The prospectus for UCITS (including any amendments) is published in accordance with the provisions of the InvFG 2011 in the currently amended version. Information for Investors pursuant to Art 21 AIFMG is prepared for the alternative investment funds (AIF) administered by Erste Asset Management GmbH pursuant to the provisions of the AIFMG in connection with the InvFG 2011.

The fund prospectus, Information for Investors pursuant to Art 21 AIFMG, and the Key Information Document can be viewed in their latest versions at the  web site www.erste-am.com within the section mandatory publications  or obtained in their latest versions free of charge from the domicile of the management company and the domicile of the custodian bank. The exact date of the most recent publication of the fund prospectus, the languages in which the fund prospectus or the Information for Investors pursuant to Art  21 AIFMG and the Key Information Document are available, and any additional locations where the documents can be obtained can be viewed on the web site www.erste-am.com. A summary of investor rights is available in German and English on the website www.erste-am.com/investor-rights as well as at the domicile of the management company.

The management company can decide to revoke the arrangements it has made for the distribution of unit certificates abroad, taking into account the regulatory requirements.

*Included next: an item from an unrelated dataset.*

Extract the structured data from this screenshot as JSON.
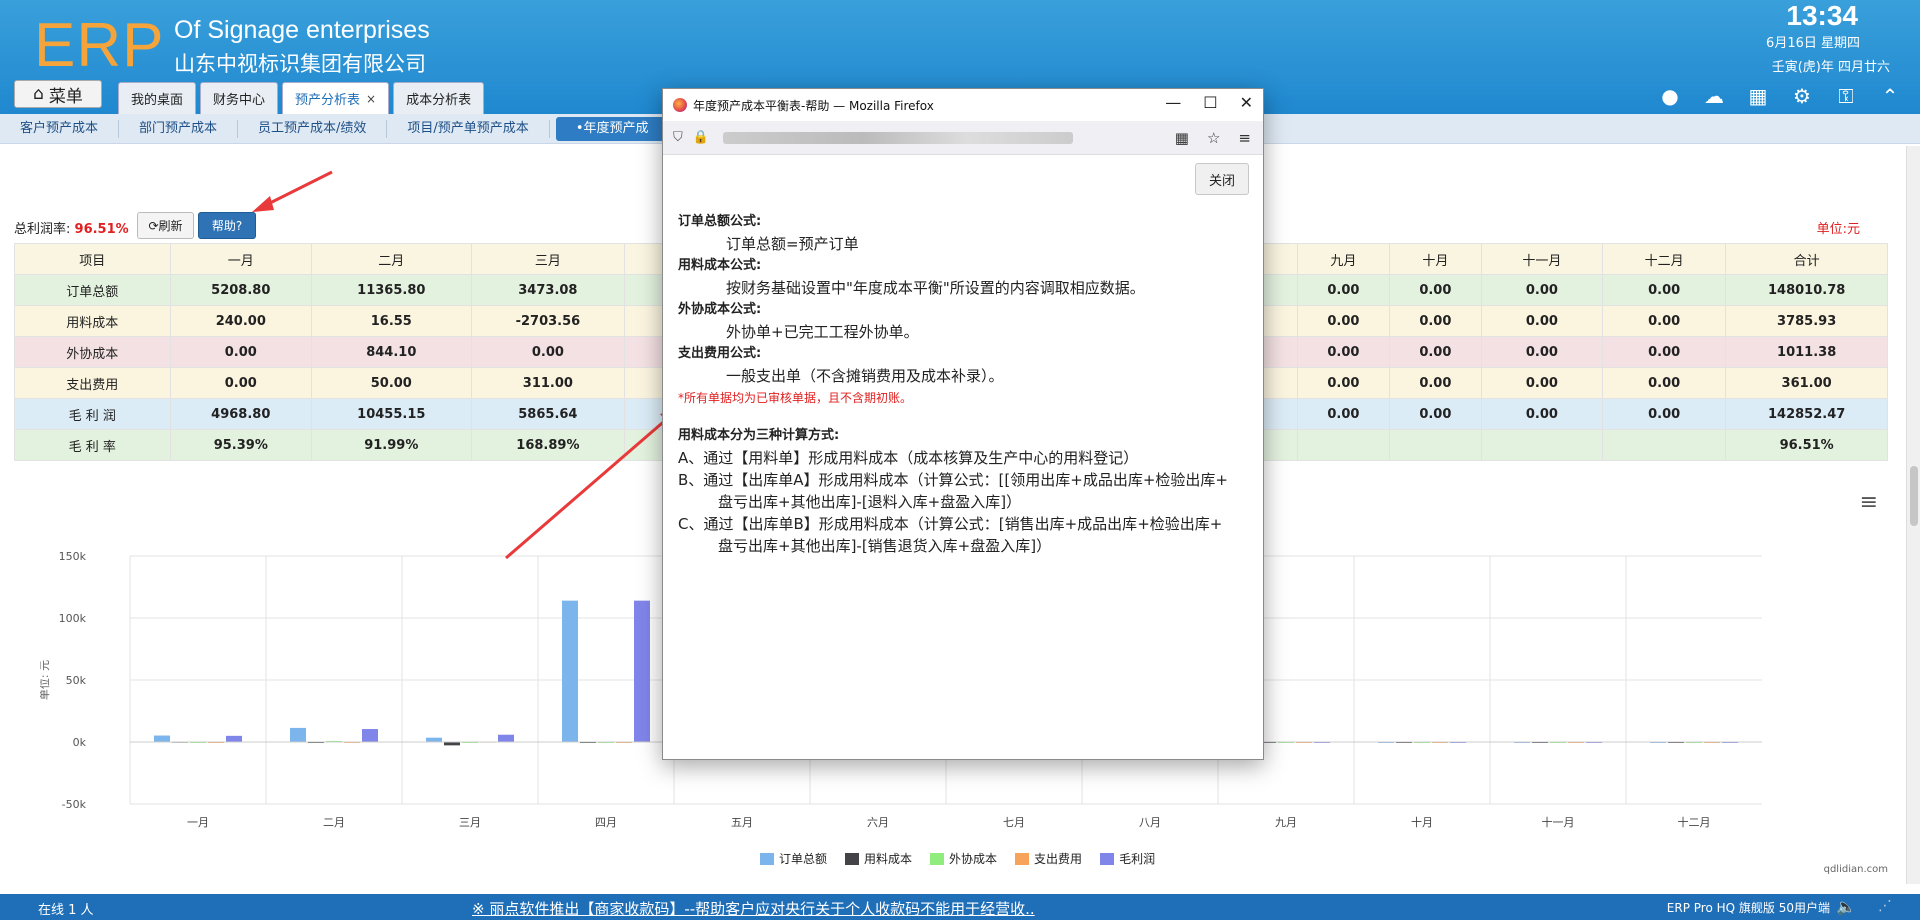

Detailed information on the risks potentially associated with the investment can be found in the fund prospectus or Information for investors pursuant to Art 21 AIFMG of the respective fund. If the fund currency is a currency other than the investor's home currency, changes in the corresponding exchange rate may have a positive or negative impact on the value of his investment and the amount of the costs incurred in the fund - converted into his home currency.

Our analyses and conclusions are general in nature and do not take into account the individual needs of our investors in terms of earnings, taxation, and risk appetite. Past performance is not a reliable indicator of the future performance of a fund. Please note that investments in securities entail risks in addition to the opportunities presented here. The value of shares and their earnings can rise and fall. Changes in exchange rates can also have a positive or negative effect on the value of an investment. For this reason, you may receive less than your originally invested amount when you redeem your shares. Persons who are interested in purchasing shares in investment funds are advised to read the current fund prospectus(es) and the Information for Investors pursuant to § 21 AIFMG, especially the risk notices they contain, before making an investment decision.

Please consult the corresponding information in the fund prospectus and the Information for Investors pursuant to Art 21 AIFMG for restrictions on the sale of fund shares to American or Russian citizens. Misprints and errors excepted.

The public sale of shares in the specified fund in Germany was registered with the Federal Financial Supervisory Authority, Bonn, pursuant to the German Kapitalanlagegesetzbuch (KAGB). The issue and redemption of unit certificates and the execution of payments to unit holders has been transferred to the Fund's custodian bank/depositary, Erste Group Bank AG, Am Belvedere 1, 1100 Vienna, Austria. Redemption requests can be submitted by investors to their custodian bank, which will forward them to the Custodian Bank/Depositary of the Fund for execution via the usual banking channels. All payments to investors are also processed via the usual banking clearing channel with the investor's custodian bank.. In Germany, the issue and return prices of shares are published in electronic form on the web site www.erste-am.com (and also at www.fundinfo.com). Any other information for Shareholders is published in the Bundesanzeiger, Cologne.

Presentations:

It is expressly noted that presentations shall not be construed as providing investment advice or investment recommendations; presentations simply represent the current market opinion. The presentations are not intended as sales instruments and shall therefore not be construed as an offer to buy or sell financial or investment instruments. The investor shall be solely responsible for any and all decisions that he makes on the basis of this presentation.